Prior to US inflation, gold stays bearish with a target price of $1,650.

Prior to the important US Consumer Price Index, the gold price (XAU/USD) reverses the previous day’s comeback off the weekly low by accepting offers to renew the intraday low (CPI). The recent decline in the price of metal may be related to the hawkish outlook for the Fed’s next move, particularly in light of the most recent Federal Open Market Committee (FOMC) Meeting Minutes. The news stories about China, which are intensifying lockdowns prompted by viruses in Shanghai and Hong Kong as the US increases challenges for chipmakers, are also putting downward pressure on bullion. Alternately, the pre-CPI trade pause combines with China’s stimulus, via the involvement in the housing market, to limit the fall of the XAU/USD. The pivot point one-week S1, the previous day’s low, and the Fibonacci 38.2% one-month are all components of the $1,660 important support, according to the Technical Confluence Detector. Minor support at $1,655 might then be used to test the bear’s resolve because it includes the pivot point’s one-day S2 and the lower band of the Bollinger band on the four-hour chart.
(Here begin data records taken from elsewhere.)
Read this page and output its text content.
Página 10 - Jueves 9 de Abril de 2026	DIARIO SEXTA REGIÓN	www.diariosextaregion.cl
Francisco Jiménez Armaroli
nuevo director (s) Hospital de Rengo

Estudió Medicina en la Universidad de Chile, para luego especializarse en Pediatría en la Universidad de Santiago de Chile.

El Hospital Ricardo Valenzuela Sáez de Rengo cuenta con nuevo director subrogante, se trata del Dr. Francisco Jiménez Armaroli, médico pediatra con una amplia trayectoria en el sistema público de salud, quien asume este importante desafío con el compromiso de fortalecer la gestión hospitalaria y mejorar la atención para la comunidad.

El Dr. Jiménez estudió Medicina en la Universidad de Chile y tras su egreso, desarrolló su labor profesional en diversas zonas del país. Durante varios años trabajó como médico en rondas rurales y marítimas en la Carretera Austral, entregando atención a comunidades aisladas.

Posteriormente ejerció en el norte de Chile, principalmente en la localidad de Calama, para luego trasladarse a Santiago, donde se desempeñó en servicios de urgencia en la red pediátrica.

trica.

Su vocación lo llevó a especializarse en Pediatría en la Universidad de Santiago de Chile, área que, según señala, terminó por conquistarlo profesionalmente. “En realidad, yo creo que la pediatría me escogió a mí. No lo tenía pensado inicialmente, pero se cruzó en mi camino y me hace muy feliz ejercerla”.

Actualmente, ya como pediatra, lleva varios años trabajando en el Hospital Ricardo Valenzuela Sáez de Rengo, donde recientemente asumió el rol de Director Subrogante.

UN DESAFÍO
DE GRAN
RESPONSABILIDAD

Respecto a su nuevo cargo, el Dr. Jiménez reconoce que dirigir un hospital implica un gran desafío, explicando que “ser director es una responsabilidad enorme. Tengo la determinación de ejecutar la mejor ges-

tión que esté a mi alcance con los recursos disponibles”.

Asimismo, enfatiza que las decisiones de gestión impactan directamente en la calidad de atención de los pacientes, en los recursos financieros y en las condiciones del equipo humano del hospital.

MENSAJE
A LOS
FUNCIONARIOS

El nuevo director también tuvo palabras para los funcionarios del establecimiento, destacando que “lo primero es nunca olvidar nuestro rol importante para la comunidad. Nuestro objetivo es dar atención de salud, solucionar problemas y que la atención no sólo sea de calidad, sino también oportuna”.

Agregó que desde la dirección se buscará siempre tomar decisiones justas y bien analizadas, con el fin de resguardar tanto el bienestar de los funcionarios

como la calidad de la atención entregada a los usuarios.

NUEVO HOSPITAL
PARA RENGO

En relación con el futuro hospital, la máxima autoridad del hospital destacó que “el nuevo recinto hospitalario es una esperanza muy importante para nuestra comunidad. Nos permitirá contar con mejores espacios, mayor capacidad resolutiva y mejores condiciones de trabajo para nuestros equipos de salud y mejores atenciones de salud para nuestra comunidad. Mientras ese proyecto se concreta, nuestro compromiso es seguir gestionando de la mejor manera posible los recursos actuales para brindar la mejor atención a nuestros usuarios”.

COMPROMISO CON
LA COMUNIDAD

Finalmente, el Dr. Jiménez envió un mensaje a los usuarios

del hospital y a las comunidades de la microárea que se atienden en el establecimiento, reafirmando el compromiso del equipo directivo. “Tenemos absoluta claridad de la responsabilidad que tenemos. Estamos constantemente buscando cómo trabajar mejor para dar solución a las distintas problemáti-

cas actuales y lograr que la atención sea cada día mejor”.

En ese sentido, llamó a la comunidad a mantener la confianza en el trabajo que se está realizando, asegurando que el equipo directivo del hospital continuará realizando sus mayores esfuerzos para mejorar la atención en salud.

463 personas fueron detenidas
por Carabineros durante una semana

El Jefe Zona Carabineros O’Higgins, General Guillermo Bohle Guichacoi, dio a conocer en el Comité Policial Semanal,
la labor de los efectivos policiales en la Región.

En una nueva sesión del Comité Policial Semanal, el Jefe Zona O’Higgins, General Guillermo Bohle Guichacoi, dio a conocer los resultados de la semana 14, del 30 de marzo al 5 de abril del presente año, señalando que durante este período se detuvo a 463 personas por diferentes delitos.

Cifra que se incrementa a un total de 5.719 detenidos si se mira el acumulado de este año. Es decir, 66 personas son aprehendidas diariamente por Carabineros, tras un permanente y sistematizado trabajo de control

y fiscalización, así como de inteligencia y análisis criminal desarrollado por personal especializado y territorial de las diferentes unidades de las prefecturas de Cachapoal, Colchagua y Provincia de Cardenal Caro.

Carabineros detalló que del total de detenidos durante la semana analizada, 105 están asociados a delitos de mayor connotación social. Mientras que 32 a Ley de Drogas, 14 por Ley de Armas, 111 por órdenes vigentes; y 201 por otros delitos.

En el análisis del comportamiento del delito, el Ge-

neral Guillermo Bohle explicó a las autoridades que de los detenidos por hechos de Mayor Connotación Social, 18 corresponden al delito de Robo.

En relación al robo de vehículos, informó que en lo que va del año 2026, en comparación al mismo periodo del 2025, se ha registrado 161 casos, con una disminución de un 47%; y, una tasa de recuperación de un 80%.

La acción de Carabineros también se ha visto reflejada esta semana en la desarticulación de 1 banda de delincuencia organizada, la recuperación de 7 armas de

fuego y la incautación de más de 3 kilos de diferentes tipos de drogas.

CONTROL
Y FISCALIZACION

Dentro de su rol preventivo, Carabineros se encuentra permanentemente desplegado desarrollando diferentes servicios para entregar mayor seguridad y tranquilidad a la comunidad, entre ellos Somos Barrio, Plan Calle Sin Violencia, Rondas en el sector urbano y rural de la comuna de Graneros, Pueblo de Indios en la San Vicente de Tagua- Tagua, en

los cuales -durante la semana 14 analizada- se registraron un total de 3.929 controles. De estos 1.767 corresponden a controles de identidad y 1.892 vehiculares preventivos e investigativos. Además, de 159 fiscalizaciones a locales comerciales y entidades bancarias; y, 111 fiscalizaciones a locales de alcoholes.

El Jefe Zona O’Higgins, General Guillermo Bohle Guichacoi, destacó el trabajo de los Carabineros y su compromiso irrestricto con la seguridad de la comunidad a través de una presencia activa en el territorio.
It’s important to keep in mind that the metal’s weakness beyond $1,655 may not hold back from attempting to surpass the $1,615 yearly low. A convergence of the middle Bollinger and SMA100 on the 4H, on the other hand, protects against an immediate XAU/USD recovery near $1,674. The key to the gold price run-up towards the $1,690 barrier lies after that, including the 10-DMA, pivot point one-day R2, and the prior yearly low near $1,678 and SMA200 on 4H.